Saturday, September 17, 2022

TV Reviews: Never Have I Ever, Seasons 1-3, Netflix, and The Summer I Turned Pretty (2022), Amazon Studios.

You may have noticed that it's been a little slow the last week here at The Memory Cache blog. There's a reason for that (well, several reasons), but the main one is that I've been putting most of my creative time and energy into my music lately. That happens sometimes! There are only so many hours in the day, have you noticed?  The good news though is that I will be releasing several new singles (with videos) in the very near future. I'll have more news about that soon.

In the meantime, today I thought I'd do short reviews of two lightweight but entertaining series with similar themes and scenarios, one each from Netflix and Amazon Studios.

Netflix's offering, Never Have I Ever, is now in its third season. The story is centered on a brilliant but socially insecure teenage girl, Devi
Vishwakumar (played charmingly by Maitreyi Ramakrishnan). 

Devi is the daughter of a successful East Indian immigrant family in California. She is trying to figure out high school, romance and sex, and how to be popular and socially successful in a typical American school, while surrounded at home with all the influences, expectations and strict rules for girls of her family's traditional Indian culture. 

But that's not quite all of it.
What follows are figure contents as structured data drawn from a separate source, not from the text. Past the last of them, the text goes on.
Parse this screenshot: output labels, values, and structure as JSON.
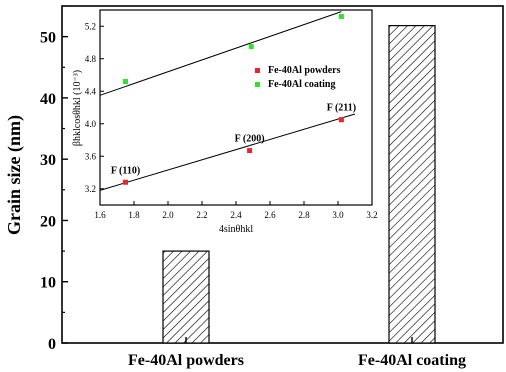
{
  "chart_data": [
    {
      "type": "bar",
      "ylabel": "Grain size (nm)",
      "categories": [
        "Fe-40Al powders",
        "Fe-40Al coating"
      ],
      "values": [
        15,
        51.8
      ],
      "ylim": [
        0,
        55
      ],
      "yticks": [
        0,
        10,
        20,
        30,
        40,
        50
      ],
      "bar_fill": "hatched",
      "grid": false
    },
    {
      "type": "scatter",
      "xlabel": "4sinθhkl",
      "ylabel": "βhklcosθhkl (10⁻³)",
      "xlim": [
        1.6,
        3.2
      ],
      "ylim": [
        3.0,
        5.4
      ],
      "xticks": [
        "1.6",
        "1.8",
        "2.0",
        "2.2",
        "2.4",
        "2.6",
        "2.8",
        "3.0",
        "3.2"
      ],
      "yticks": [
        "3.2",
        "3.6",
        "4.0",
        "4.4",
        "4.8",
        "5.2"
      ],
      "legend": "top-right",
      "series": [
        {
          "name": "Fe-40Al powders",
          "color": "#e8262b",
          "points": [
            [
              1.75,
              3.28
            ],
            [
              2.48,
              3.67
            ],
            [
              3.02,
              4.05
            ]
          ],
          "point_labels": [
            "F (110)",
            "F (200)",
            "F (211)"
          ],
          "fit_line": [
            [
              1.6,
              3.18
            ],
            [
              3.1,
              4.12
            ]
          ]
        },
        {
          "name": "Fe-40Al coating",
          "color": "#33e033",
          "points": [
            [
              1.75,
              4.52
            ],
            [
              2.49,
              4.95
            ],
            [
              3.02,
              5.32
            ]
          ],
          "fit_line": [
            [
              1.6,
              4.35
            ],
            [
              3.02,
              5.38
            ]
          ]
        }
      ]
    }
  ]
}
At the same time she's dealing with all her own teenage insecurities, family problems, new desires and her drive to succeed in school and with her friends, she's also trying to navigate the psychological devastation of her father's unexpected recent death, and the void it's left in her life, as well as that of her physician mother.  
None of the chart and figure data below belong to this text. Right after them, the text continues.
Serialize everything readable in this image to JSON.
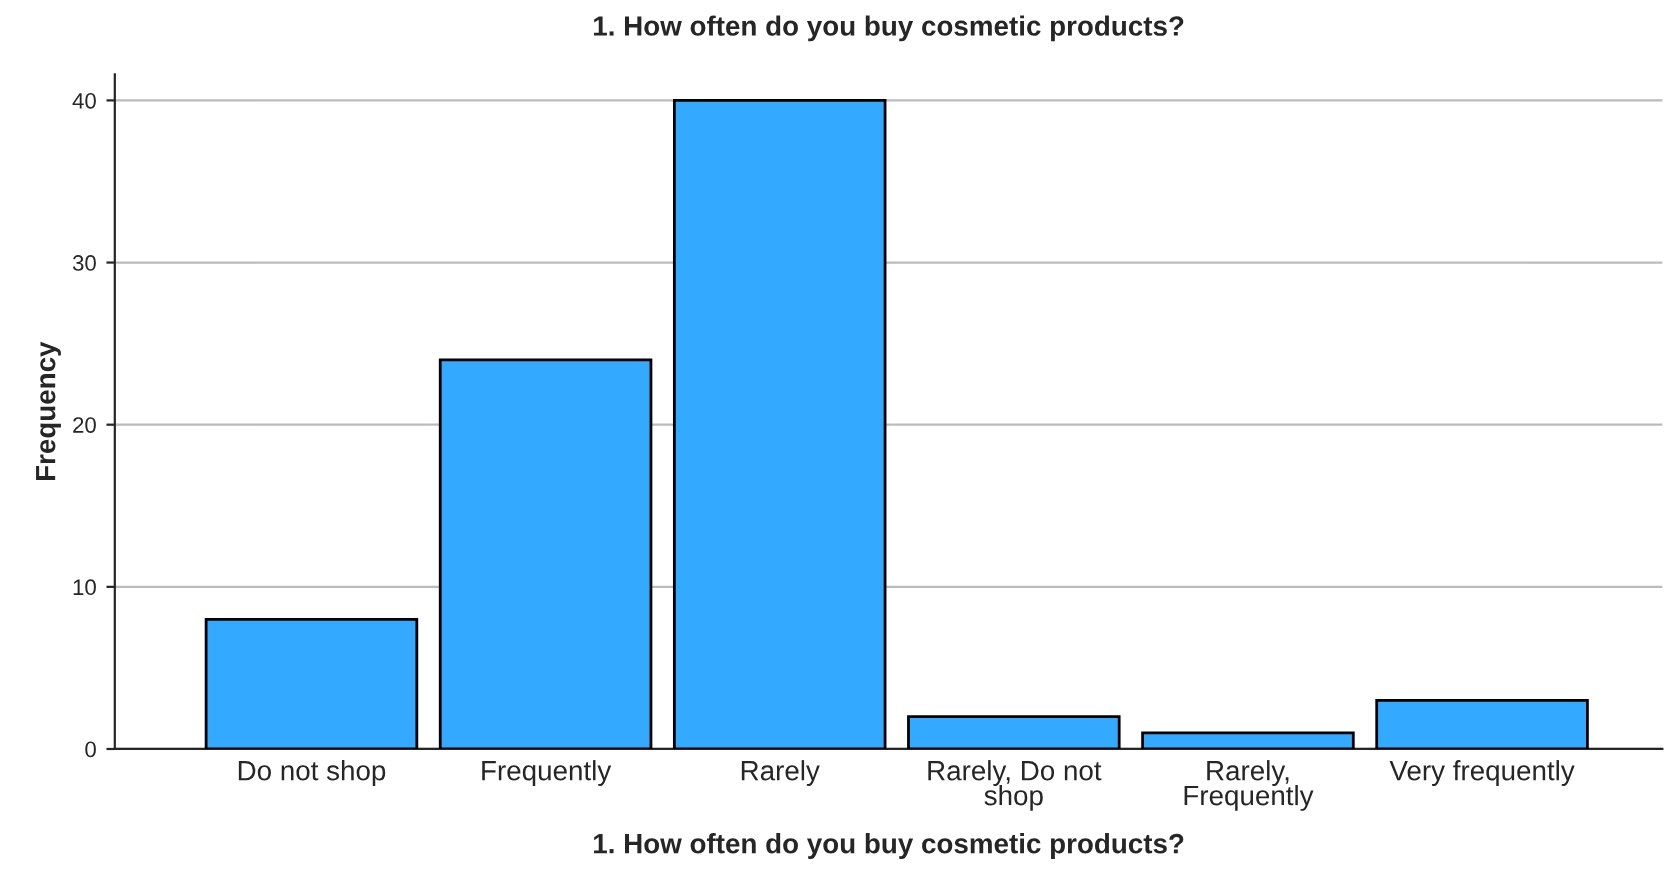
{
  "chart_data": {
    "type": "bar",
    "title": "1. How often do you buy cosmetic products?",
    "xlabel": "1. How often do you buy cosmetic products?",
    "ylabel": "Frequency",
    "categories": [
      "Do not shop",
      "Frequently",
      "Rarely",
      "Rarely, Do not shop",
      "Rarely, Frequently",
      "Very frequently"
    ],
    "values": [
      8,
      24,
      40,
      2,
      1,
      3
    ],
    "color": "#33aaff",
    "ylim": [
      0,
      41.6
    ],
    "yticks": [
      0,
      10,
      20,
      30,
      40
    ],
    "grid": "y",
    "legend": false
  }
}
With all that apparent heaviness, it might seem that this show might be depressing or serious, but in fact, it's anything but that. This is definitely intended as a situational comedy. It depicts the real and common teenage adjustment problems of bright girls from immigrant families in their teenage years, but with a soft touch, and plenty of amusing humor and sensitivity.  The episodes are only a half hour each, so it's easy light entertainment. Recommended.
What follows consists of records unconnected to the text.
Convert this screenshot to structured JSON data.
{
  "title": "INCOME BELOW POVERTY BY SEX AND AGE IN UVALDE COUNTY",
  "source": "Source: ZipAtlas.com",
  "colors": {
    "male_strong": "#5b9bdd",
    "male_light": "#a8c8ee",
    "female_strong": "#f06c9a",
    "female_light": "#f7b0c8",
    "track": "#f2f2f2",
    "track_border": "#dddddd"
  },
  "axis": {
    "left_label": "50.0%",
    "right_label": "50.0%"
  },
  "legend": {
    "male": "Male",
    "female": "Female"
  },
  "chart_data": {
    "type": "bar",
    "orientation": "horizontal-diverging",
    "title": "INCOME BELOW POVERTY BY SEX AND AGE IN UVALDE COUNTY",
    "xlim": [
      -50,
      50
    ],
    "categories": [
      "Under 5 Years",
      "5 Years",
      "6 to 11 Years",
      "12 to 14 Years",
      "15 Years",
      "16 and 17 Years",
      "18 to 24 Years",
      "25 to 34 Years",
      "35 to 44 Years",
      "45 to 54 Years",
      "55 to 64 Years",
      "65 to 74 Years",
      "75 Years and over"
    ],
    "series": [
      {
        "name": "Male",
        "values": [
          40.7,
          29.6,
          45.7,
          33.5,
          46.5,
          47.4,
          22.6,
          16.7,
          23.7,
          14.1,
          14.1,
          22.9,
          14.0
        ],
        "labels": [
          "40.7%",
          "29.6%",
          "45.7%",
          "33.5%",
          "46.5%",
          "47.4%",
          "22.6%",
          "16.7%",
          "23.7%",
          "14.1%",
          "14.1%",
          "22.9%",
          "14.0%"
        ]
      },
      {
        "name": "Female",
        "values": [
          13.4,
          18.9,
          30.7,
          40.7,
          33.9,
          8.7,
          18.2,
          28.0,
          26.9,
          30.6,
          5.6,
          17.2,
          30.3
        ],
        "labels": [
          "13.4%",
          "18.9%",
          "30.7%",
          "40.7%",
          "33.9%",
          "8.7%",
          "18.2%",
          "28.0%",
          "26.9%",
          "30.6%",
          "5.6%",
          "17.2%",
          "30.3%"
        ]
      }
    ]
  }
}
Amazon's series The Summer I Turned Pretty (2022), tells the story of Belly (real name Isabella Chung, played by Lola Tung), an Asian-American girl who returns at age 15 (going on 16) with her mother and older brother to the lovely summer home of a wealthy white family with whom they have been sharing summer vacations since Belly's early childhood. 

The backstory on this "melded family" is that the two mothers have been best friends since college, and both are now having marital issues with their respective husbands. More important to Belly, though, is that for the first time, she is seeing her two "older brothers" in the other family with a romantic eye, at the same time they are noticing her as a blossoming young woman instead of just a sort of fondly regarded kid sister or cousin.  

This sets up a love triangle situation (fairly innocent in terms of any actual behavior other than kissing) which somewhat taxed my credulity, since most kids I have known who grew up in these kinds of close family/friend situations tend to look elsewhere for romance. But still, I'll concede it's not impossible.

Along with the main romantic story line of Belly and the two brothers in the other family, there are a number of other family and young adult challenges, including how the children deal with their parents' breakups, the differences in outlook between the middle class Asian family and their rich friends (and their community), an adult extra-marital affair or two in the mix, Belly's involvement in an upper class social "coming out" process at the behest of her mother's friend, and the threat of a potentially fatal disease to one of the parents, with its emotional impacts on the family members.  In other words, there is plenty of grist for the drama mill.

This 7-part series, which apparently has been renewed for a second season, is more earnest and less comedic than Never Have I Ever, but still tells a watchable story of families and their teenagers' early strivings and romantic longings, in the context of friendships that cross both class and racial lines in modern America. It's not serious drama, but it is a reasonable entertainment if you enjoy watching family stories aimed at young adult audiences and situations. Recommended.